Now if I could only get the assembly line going again.
I don’t mind that some on the shelf are a little old and don’t have the fit and precision of some of my newer builds. They serve as a reminder of fun times building. Once I get the hutch pretty full I pick a bunch out and hang them in my friend’s history classroom. But some I’ll keep forever no matter how bad they look. I’ve still got my first diorama, a A6-M Rufe sitting in the H2O, next to a dock. Yeah it doesn’t compare to anything I do now but it will always be a favorite. I just think it is neat to have a bunch of A/C and cars sitting around the house – saves hiring a decorator.
Oh yeah. I’ve got a few. Several F-16s of different makes. Have 1/48 Hasegawa 16-B and C, Academy A, aand Monogram C. Then Monogram MiG-29, F-105D, F-15C, F-18 Blue Angels, F-5E, A-4 and 1/72 SR-71. All of them are waiting to be ‘resurrected’. Some of them are really in bad conditions like broken wings, tail plane, canopy to say a few. Throwing away… far from it.

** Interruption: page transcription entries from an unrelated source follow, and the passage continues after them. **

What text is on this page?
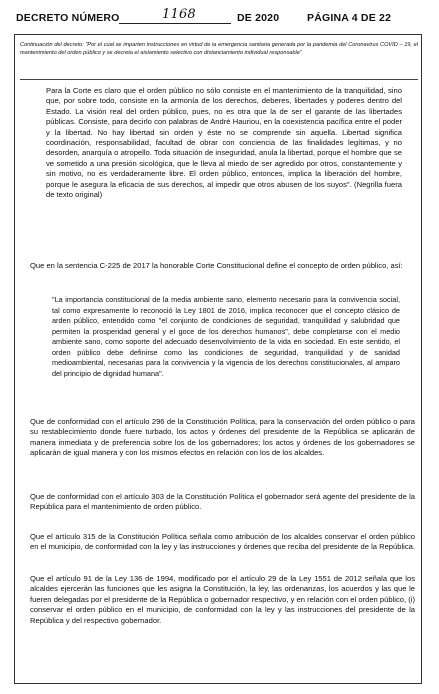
DECRETO NÚMERO	1168	DE 2020	PÁGINA 4 DE 22
Continuación del decreto: "Por el cual se imparten instrucciones en virtud de la emergencia sanitaria generada por la pandemia del Coronavirus COVID – 19, el mantenimiento del orden público y se decreta el aislamiento selectivo con distanciamiento individual responsable"

Para la Corte es claro que el orden público no sólo consiste en el mantenimiento de la tranquilidad, sino que, por sobre todo, consiste en la armonía de los derechos, deberes, libertades y poderes dentro del Estado. La visión real del orden público, pues, no es otra que la de ser el garante de las libertades públicas. Consiste, para decirlo con palabras de André Hauriou, en la coexistencia pacífica entre el poder y la libertad. No hay libertad sin orden y éste no se comprende sin aquella. Libertad significa coordinación, responsabilidad, facultad de obrar con conciencia de las finalidades legítimas, y no desorden, anarquía o atropello. Toda situación de inseguridad, anula la libertad, porque el hombre que se ve sometido a una presión sicológica, que le lleva al miedo de ser agredido por otros, constantemente y sin motivo, no es verdaderamente libre. El orden público, entonces, implica la liberación del hombre, porque le asegura la eficacia de sus derechos, al impedir que otros abusen de los suyos". (Negrilla fuera de texto original)

Que en la sentencia C-225 de 2017 la honorable Corte Constitucional define el concepto de orden público, así:

"La importancia constitucional de la media ambiente sano, elemento necesario para la convivencia social, tal como expresamente lo reconoció la Ley 1801 de 2016, implica reconocer que el concepto clásico de arden público, entendido como "el conjunto de condiciones de seguridad, tranquilidad y salubridad que permiten la prosperidad general y el goce de los derechos humanos", debe completarse con el medio ambiente sano, como soporte del adecuado desenvolvimiento de la vida en sociedad. En este sentido, el orden público debe definirse como las condiciones de seguridad, tranquilidad y de sanidad medioambiental, necesarias para la convivencia y la vigencia de los derechos constitucionales, al amparo del principio de dignidad humana".

Que de conformidad con el artículo 296 de la Constitución Política, para la conservación del orden público o para su restablecimiento donde fuere turbado, los actos y órdenes del presidente de la República se aplicarán de manera inmediata y de preferencia sobre los de los gobernadores; los actos y órdenes de los gobernadores se aplicarán de igual manera y con los mismos efectos en relación con los de los alcaldes.

Que de conformidad con el artículo 303 de la Constitución Política el gobernador será agente del presidente de la República para el mantenimiento de orden público.

Que el artículo 315 de la Constitución Política señala como atribución de los alcaldes conservar el orden público en el municipio, de conformidad con la ley y las instrucciones y órdenes que reciba del presidente de la República.

Que el artículo 91 de la Ley 136 de 1994, modificado por el artículo 29 de la Ley 1551 de 2012 señala que los alcaldes ejercerán las funciones que les asigna la Constitución, la ley, las ordenanzas, los acuerdos y las que le fueren delegadas por el presidente de la República o gobernador respectivo, y en relación con el orden público, (i) conservar el orden público en el municipio, de conformidad con la ley y las instrucciones del presidente de la República y del respectivo gobernador.
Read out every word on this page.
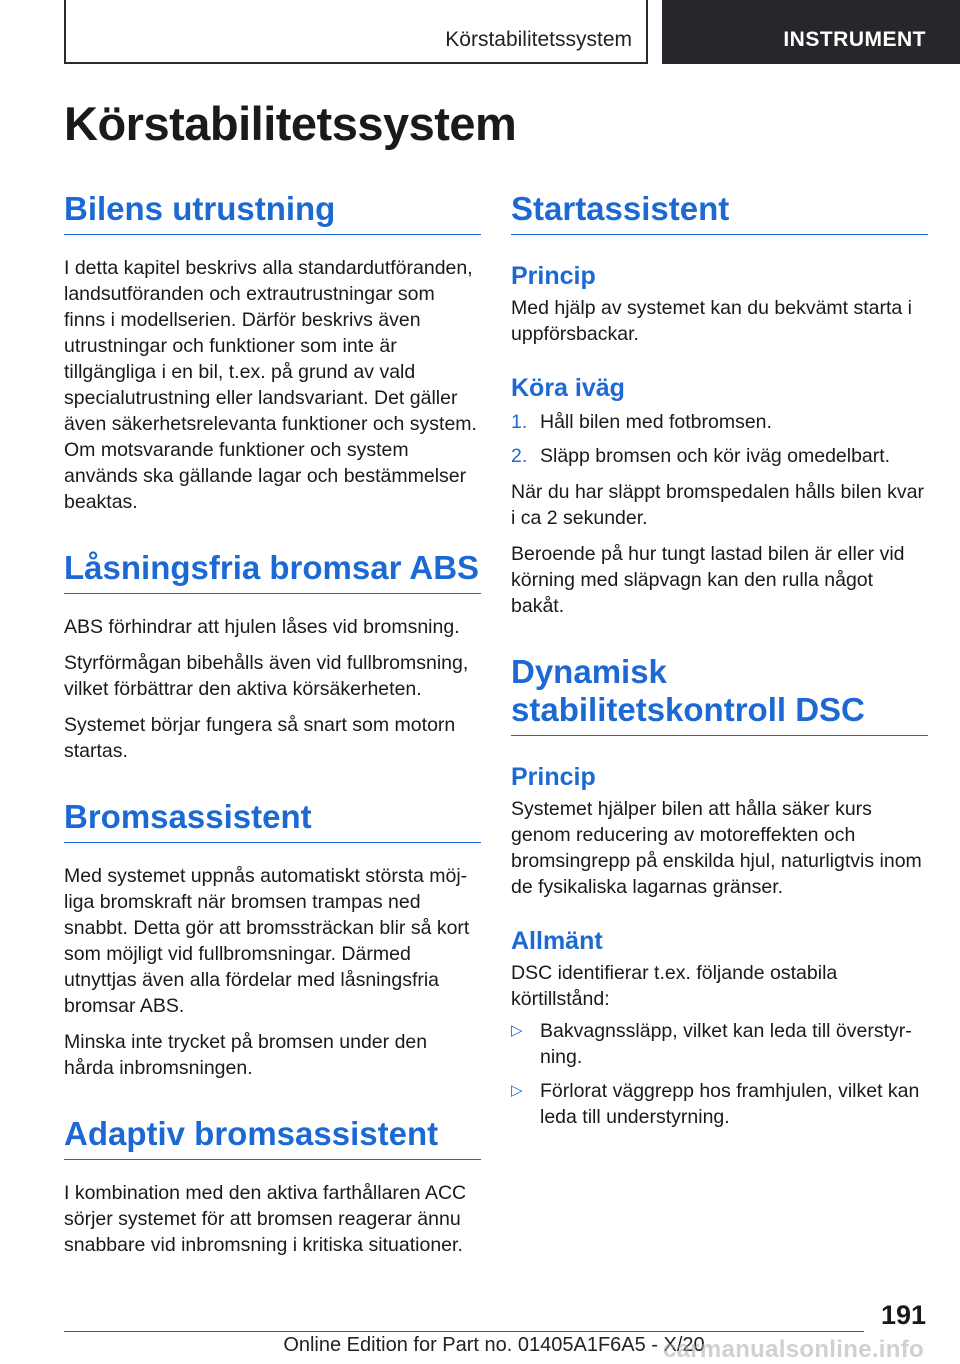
Körstabilitetssystem	INSTRUMENT
Körstabilitetssystem
Bilens utrustning

I detta kapitel beskrivs alla standardutföranden, landsutföranden och extrautrustningar som finns i modellserien. Därför beskrivs även utrustningar och funktioner som inte är tillgängliga i en bil, t.ex. på grund av vald specialutrustning eller landsvariant. Det gäller även säkerhetsrelevanta funktioner och system. Om motsvarande funktioner och system används ska gällande lagar och bestämmelser beaktas.

Låsningsfria bromsar ABS

ABS förhindrar att hjulen låses vid bromsning.

Styrförmågan bibehålls även vid fullbromsning, vilket förbättrar den aktiva körsäkerheten.

Systemet börjar fungera så snart som motorn startas.

Bromsassistent

Med systemet uppnås automatiskt största möjliga bromskraft när bromsen trampas ned snabbt. Detta gör att bromssträckan blir så kort som möjligt vid fullbromsningar. Därmed utnyttjas även alla fördelar med låsningsfria bromsar ABS.

Minska inte trycket på bromsen under den hårda inbromsningen.

Adaptiv bromsassistent

I kombination med den aktiva farthållaren ACC sörjer systemet för att bromsen reagerar ännu snabbare vid inbromsning i kritiska situationer.

Startassistent
Princip

Med hjälp av systemet kan du bekvämt starta i uppförsbackar.

Köra iväg
1. Håll bilen med fotbromsen.
2. Släpp bromsen och kör iväg omedelbart.

När du har släppt bromspedalen hålls bilen kvar i ca 2 sekunder.

Beroende på hur tungt lastad bilen är eller vid körning med släpvagn kan den rulla något bakåt.

Dynamisk stabilitetskontroll DSC
Princip

Systemet hjälper bilen att hålla säker kurs genom reducering av motoreffekten och bromsingrepp på enskilda hjul, naturligtvis inom de fysikaliska lagarnas gränser.

Allmänt

DSC identifierar t.ex. följande ostabila körtillstånd:

▷ Bakvagnssläpp, vilket kan leda till överstyrning.
▷ Förlorat väggrepp hos framhjulen, vilket kan leda till understyrning.
191
Online Edition for Part no. 01405A1F6A5 - X/20
carmanualsonline.info
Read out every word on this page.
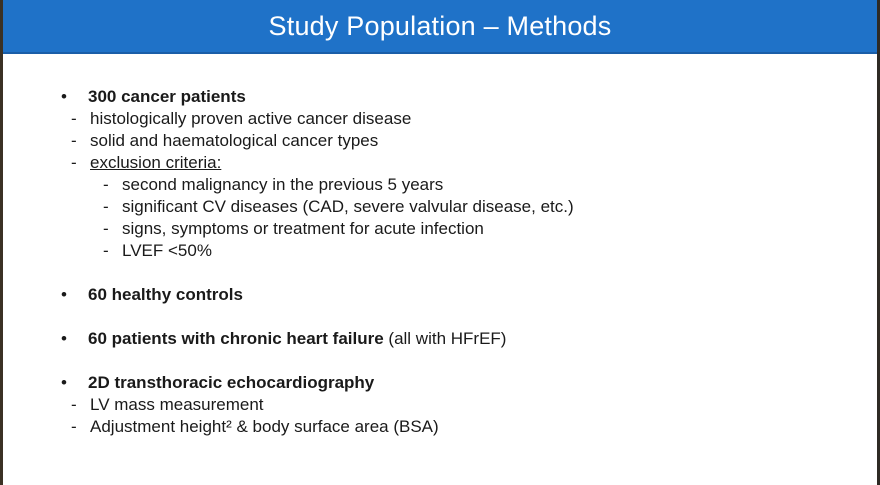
Study Population – Methods
• 300 cancer patients
- histologically proven active cancer disease
- solid and haematological cancer types
- exclusion criteria:
- second malignancy in the previous 5 years
- significant CV diseases (CAD, severe valvular disease, etc.)
- signs, symptoms or treatment for acute infection
- LVEF <50%
• 60 healthy controls
• 60 patients with chronic heart failure (all with HFrEF)
• 2D transthoracic echocardiography
- LV mass measurement
- Adjustment height² & body surface area (BSA)
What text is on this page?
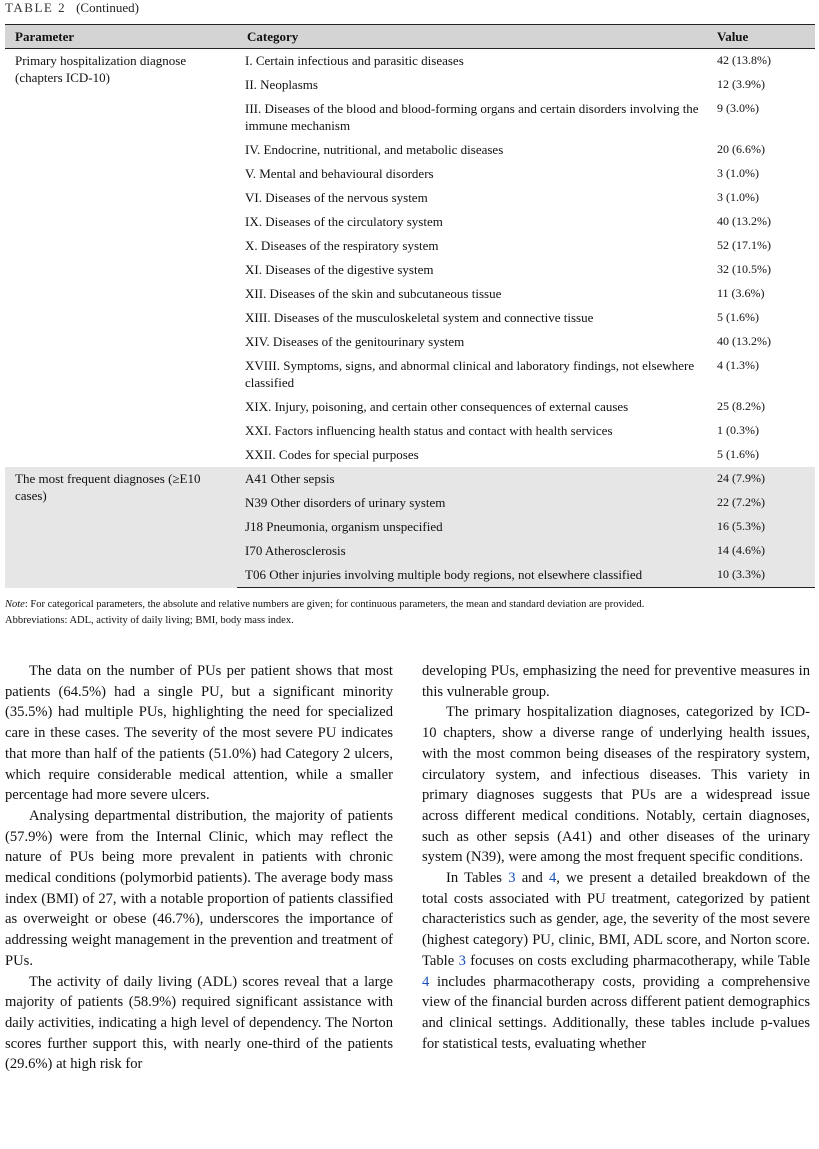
TABLE 2 (Continued)
Parameter	Category	Value
Primary hospitalization diagnose (chapters ICD-10)	I. Certain infectious and parasitic diseases	42 (13.8%)
	II. Neoplasms	12 (3.9%)
	III. Diseases of the blood and blood-forming organs and certain disorders involving the immune mechanism	9 (3.0%)
	IV. Endocrine, nutritional, and metabolic diseases	20 (6.6%)
	V. Mental and behavioural disorders	3 (1.0%)
	VI. Diseases of the nervous system	3 (1.0%)
	IX. Diseases of the circulatory system	40 (13.2%)
	X. Diseases of the respiratory system	52 (17.1%)
	XI. Diseases of the digestive system	32 (10.5%)
	XII. Diseases of the skin and subcutaneous tissue	11 (3.6%)
	XIII. Diseases of the musculoskeletal system and connective tissue	5 (1.6%)
	XIV. Diseases of the genitourinary system	40 (13.2%)
	XVIII. Symptoms, signs, and abnormal clinical and laboratory findings, not elsewhere classified	4 (1.3%)
	XIX. Injury, poisoning, and certain other consequences of external causes	25 (8.2%)
	XXI. Factors influencing health status and contact with health services	1 (0.3%)
	XXII. Codes for special purposes	5 (1.6%)
The most frequent diagnoses (≥E10 cases)	A41 Other sepsis	24 (7.9%)
	N39 Other disorders of urinary system	22 (7.2%)
	J18 Pneumonia, organism unspecified	16 (5.3%)
	I70 Atherosclerosis	14 (4.6%)
	T06 Other injuries involving multiple body regions, not elsewhere classified	10 (3.3%)
Note: For categorical parameters, the absolute and relative numbers are given; for continuous parameters, the mean and standard deviation are provided.
Abbreviations: ADL, activity of daily living; BMI, body mass index.

The data on the number of PUs per patient shows that most patients (64.5%) had a single PU, but a significant minority (35.5%) had multiple PUs, highlighting the need for specialized care in these cases. The severity of the most severe PU indicates that more than half of the patients (51.0%) had Category 2 ulcers, which require considerable medical attention, while a smaller percentage had more severe ulcers.

Analysing departmental distribution, the majority of patients (57.9%) were from the Internal Clinic, which may reflect the nature of PUs being more prevalent in patients with chronic medical conditions (polymorbid patients). The average body mass index (BMI) of 27, with a notable proportion of patients classified as overweight or obese (46.7%), underscores the importance of addressing weight management in the prevention and treatment of PUs.

The activity of daily living (ADL) scores reveal that a large majority of patients (58.9%) required significant assistance with daily activities, indicating a high level of dependency. The Norton scores further support this, with nearly one-third of the patients (29.6%) at high risk for

developing PUs, emphasizing the need for preventive measures in this vulnerable group.

The primary hospitalization diagnoses, categorized by ICD-10 chapters, show a diverse range of underlying health issues, with the most common being diseases of the respiratory system, circulatory system, and infectious diseases. This variety in primary diagnoses suggests that PUs are a widespread issue across different medical conditions. Notably, certain diagnoses, such as other sepsis (A41) and other diseases of the urinary system (N39), were among the most frequent specific conditions.

In Tables 3 and 4, we present a detailed breakdown of the total costs associated with PU treatment, categorized by patient characteristics such as gender, age, the severity of the most severe (highest category) PU, clinic, BMI, ADL score, and Norton score. Table 3 focuses on costs excluding pharmacotherapy, while Table 4 includes pharmacotherapy costs, providing a comprehensive view of the financial burden across different patient demographics and clinical settings. Additionally, these tables include p-values for statistical tests, evaluating whether
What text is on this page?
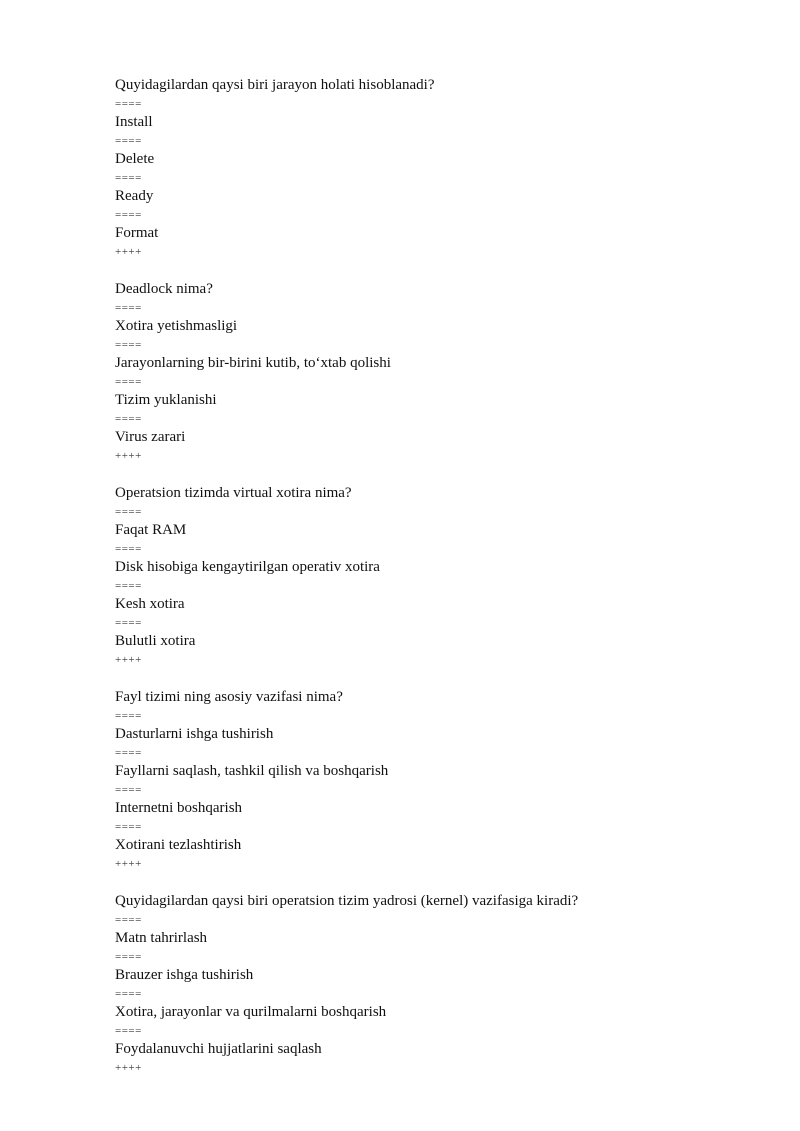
Quyidagilardan qaysi biri jarayon holati hisoblanadi?
====
Install
====
Delete
====
Ready
====
Format
++++
Deadlock nima?
====
Xotira yetishmasligi
====
Jarayonlarning bir-birini kutib, to‘xtab qolishi
====
Tizim yuklanishi
====
Virus zarari
++++
Operatsion tizimda virtual xotira nima?
====
Faqat RAM
====
Disk hisobiga kengaytirilgan operativ xotira
====
Kesh xotira
====
Bulutli xotira
++++
Fayl tizimi ning asosiy vazifasi nima?
====
Dasturlarni ishga tushirish
====
Fayllarni saqlash, tashkil qilish va boshqarish
====
Internetni boshqarish
====
Xotirani tezlashtirish
++++
Quyidagilardan qaysi biri operatsion tizim yadrosi (kernel) vazifasiga kiradi?
====
Matn tahrirlash
====
Brauzer ishga tushirish
====
Xotira, jarayonlar va qurilmalarni boshqarish
====
Foydalanuvchi hujjatlarini saqlash
++++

Possibly any derilict models can be saved for parts, especially the ordnance. I’ve always wanted to buld a model like you see in the plane manufacturer photos - the ones with all the ordnance the plane can carry laid out on the tarmac infront of the plane.
Possibly the model can be reused to test new painting techniques, such as weathering…
Think of them as history! Being an engineer I used to work on the KC-135 (no I am not that old), but when you see analysis for a B-17 or KC-135 (stress/structural type) and how they built them compared to how we do things now, I say, “you have got to be kidding me!”